Bitcoiners post your mom as OP_RETURN spam

As a way to troll conservatives in an ongoing debate about the data storage limit of Bitcoin script operation code, OP_RETURN, a few progressives are posting text messages as on-chain graffiti.

The latest example is “your mom.”`

Naturally, someone quickly followed up with “your dad.”

Many other messages attempted to belittle the importance of the datacarrier change. “You all just need to go touch grass and chill,” inscribed one user, while another laughed, “Filters don’t work, so this Tx now lives forever.”

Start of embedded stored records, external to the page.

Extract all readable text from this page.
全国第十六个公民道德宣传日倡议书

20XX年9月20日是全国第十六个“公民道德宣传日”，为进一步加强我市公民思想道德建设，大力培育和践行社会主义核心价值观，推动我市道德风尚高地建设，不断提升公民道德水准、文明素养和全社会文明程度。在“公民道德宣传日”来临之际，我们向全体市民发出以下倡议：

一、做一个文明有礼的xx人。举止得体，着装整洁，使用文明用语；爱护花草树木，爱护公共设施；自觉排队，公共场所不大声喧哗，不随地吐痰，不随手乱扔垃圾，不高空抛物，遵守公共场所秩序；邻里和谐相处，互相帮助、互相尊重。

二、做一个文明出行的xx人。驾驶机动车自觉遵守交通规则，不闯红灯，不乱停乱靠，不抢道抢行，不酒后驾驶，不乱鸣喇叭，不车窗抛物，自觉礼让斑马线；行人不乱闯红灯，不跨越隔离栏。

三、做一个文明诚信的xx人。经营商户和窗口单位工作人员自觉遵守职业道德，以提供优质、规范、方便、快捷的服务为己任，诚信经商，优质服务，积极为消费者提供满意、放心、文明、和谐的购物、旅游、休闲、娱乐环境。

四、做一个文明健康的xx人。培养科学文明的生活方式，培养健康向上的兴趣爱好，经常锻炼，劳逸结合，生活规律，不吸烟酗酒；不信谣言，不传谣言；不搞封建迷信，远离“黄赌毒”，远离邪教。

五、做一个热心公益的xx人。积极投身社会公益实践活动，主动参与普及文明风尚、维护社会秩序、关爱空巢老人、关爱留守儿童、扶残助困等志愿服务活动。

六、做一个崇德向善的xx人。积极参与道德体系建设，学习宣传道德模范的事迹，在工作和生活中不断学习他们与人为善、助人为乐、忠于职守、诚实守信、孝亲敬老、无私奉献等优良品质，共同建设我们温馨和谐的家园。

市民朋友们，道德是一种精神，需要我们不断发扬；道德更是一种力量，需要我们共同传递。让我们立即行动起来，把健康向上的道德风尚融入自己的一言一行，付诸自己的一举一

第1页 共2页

“Anyone telling you that you can filter out arbitrary data at the mempool policy level is either malicious or misinformed,” wrote another. They continued spray painting graffiti like “Lyn Alden is hot.” 

Bitcoin’s OP_RETURN war

The central disagreement between the two sides of Bitcoin’s OP_RETURN war is the amount of data that Bitcoin Core, the world’s most popular queue of pending transactions propagated across tens of thousands of full nodes, allows in its mempool.

Since 2016, Bitcoin Core’s OP_RETURN datacarrier limit has been 83 bytes. However, a new proposal by senior developers at Chaincode and Brink aims to lift that cap to hundreds of thousands.

These developers claim that plentiful storage options exist elsewhere within Bitcoin blocks. As a result, they view the OP_RETURN increase as an inconsequential modernization of software standards to reflect the ease of storage elsewhere on the protocol’s ledger.

The conservative defense, led by a rapidly growing cohort of Knots full node operators, argues that easing OP_RETURN is a slippery slope toward arbitrary, non-financial use of Bitcoin’s blockchain.

The term “slippery slope” is a common rhetorical tactic that tries to persuade the listener that accepting a proposal inevitably cascades into undesirable outcomes.

OP_RETURN spam as blockchain graffiti

In the meantime, blockchain graffiti has become a lighthearted tactic of the progressives. In-keeping with their rhetorical tactic of meiosis — understatedly characterizing something as mundane in order to persuade the listener to accept the premise as no big deal — users in favor of lifting the limit are simply spamming OP_RETURN data with arbitrary text messages.

They hope to illustrate the futility of attempting to filter out all spam.

Although the text messages are less than 83 bytes in size, they’re clearly unrelated to the transactional movement of BTC. In other words, they poke fun at the data limit as though it’s not effective.

Read more: Bitcoin nodes protesting OP_RETURN change hit all-time high

Like any good debate, both sides of the Bitcoin OP_RETURN war are convinced by their own rhetoric yet are unable to use it to persuade the other side.

Both rhetorical devices — slippery slope and meiosis — are fallacious as standalone arguments. Nevertheless, authentic debaters can utilize these devices to support an otherwise compelling argument.

Unsurprisingly, camps on both sides of the debate are convinced. These rhetorical tactics have convinced humans for millennia — and Bitcoin users aren’t immune to the power of well-practiced persuasion.